CH agreed that many GPs appear unaware of CIC’s existence, and a patient may have to ask for a referral.

AN insisted that even if Lothian, Lanarkshire et al withdraw, CIC should remain, and that NHSGGC were sympathetic to its being retained.                                                   !

He is keen to prevent a “Post code lottery”, e.g. on access to new medicines: we need one policy for the whole of Scotland.

 

Integration of Health & Social Care etc (JMcA)

JMcA asked what standing the proposed Joint Boards would have, and in particular whether the Chief Officers would have statutory roles and responsibilities.

AN stated that we could not repeat previous failures to lay down adequate legislation defining these.

He insisted that if the new organisations were not set up as required by April 2014, including the Shadow Boards, they will not be given funding.

The Chief Officer will report to the Joint Board, and to the NHS and Local Authority Boards.

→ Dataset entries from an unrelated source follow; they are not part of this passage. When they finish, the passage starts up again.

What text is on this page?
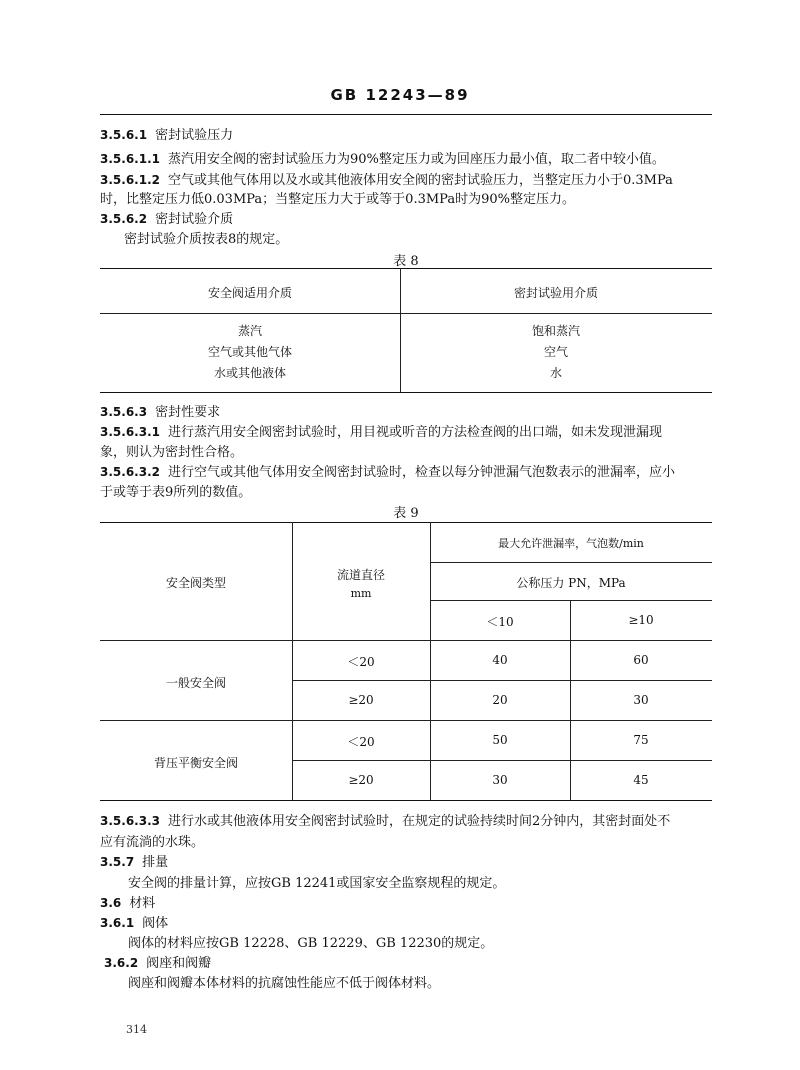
GB 12243—89
3.5.6.1 密封试验压力
3.5.6.1.1 蒸汽用安全阀的密封试验压力为90%整定压力或为回座压力最小值，取二者中较小值。
3.5.6.1.2 空气或其他气体用以及水或其他液体用安全阀的密封试验压力，当整定压力小于0.3MPa
时，比整定压力低0.03MPa；当整定压力大于或等于0.3MPa时为90%整定压力。
3.5.6.2 密封试验介质
密封试验介质按表8的规定。
表 8
安全阀适用介质	密封试验用介质
蒸汽	饱和蒸汽
空气或其他气体	空气
水或其他液体	水
3.5.6.3 密封性要求
3.5.6.3.1 进行蒸汽用安全阀密封试验时，用目视或听音的方法检查阀的出口端，如未发现泄漏现
象，则认为密封性合格。
3.5.6.3.2 进行空气或其他气体用安全阀密封试验时，检查以每分钟泄漏气泡数表示的泄漏率，应小
于或等于表9所列的数值。
表 9
安全阀类型
流道直径
mm
最大允许泄漏率，气泡数/min
公称压力 PN，MPa
＜10	≥10
一般安全阀
＜20	40	60
≥20	20	30
背压平衡安全阀
＜20	50	75
≥20	30	45
3.5.6.3.3 进行水或其他液体用安全阀密封试验时，在规定的试验持续时间2分钟内，其密封面处不
应有流淌的水珠。
3.5.7 排量
安全阀的排量计算，应按GB 12241或国家安全监察规程的规定。
3.6 材料
3.6.1 阀体
阀体的材料应按GB 12228、GB 12229、GB 12230的规定。
3.6.2 阀座和阀瓣
阀座和阀瓣本体材料的抗腐蚀性能应不低于阀体材料。
314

JMcA asked about commissioning powers – AN responded that yes the new Boards would have such powers, under funding ring-fenced to them without outside interference.

AN suggested she contact Cllr Johnson

 

Cross-Border Directive

JMcA raised the issue of England’s imposition of a 50% private cap, including GPs.  The fear is that English patients unable to get treatment there will come to Scotland.

AN replied that his powers on this are limited, but he would revert.                                 AN

 

Time was limited, and although our 30 minutes ran to 45 many topics might have been more fully explored.  However, we felt this first meeting with Alex Neil went well and ended with some actions to take forward and an atmosphere of respect on both sides.  No date was fixed for a future meeting, but with many issues being taken forward it will probably be reasonable to seek a further meeting around June 2014.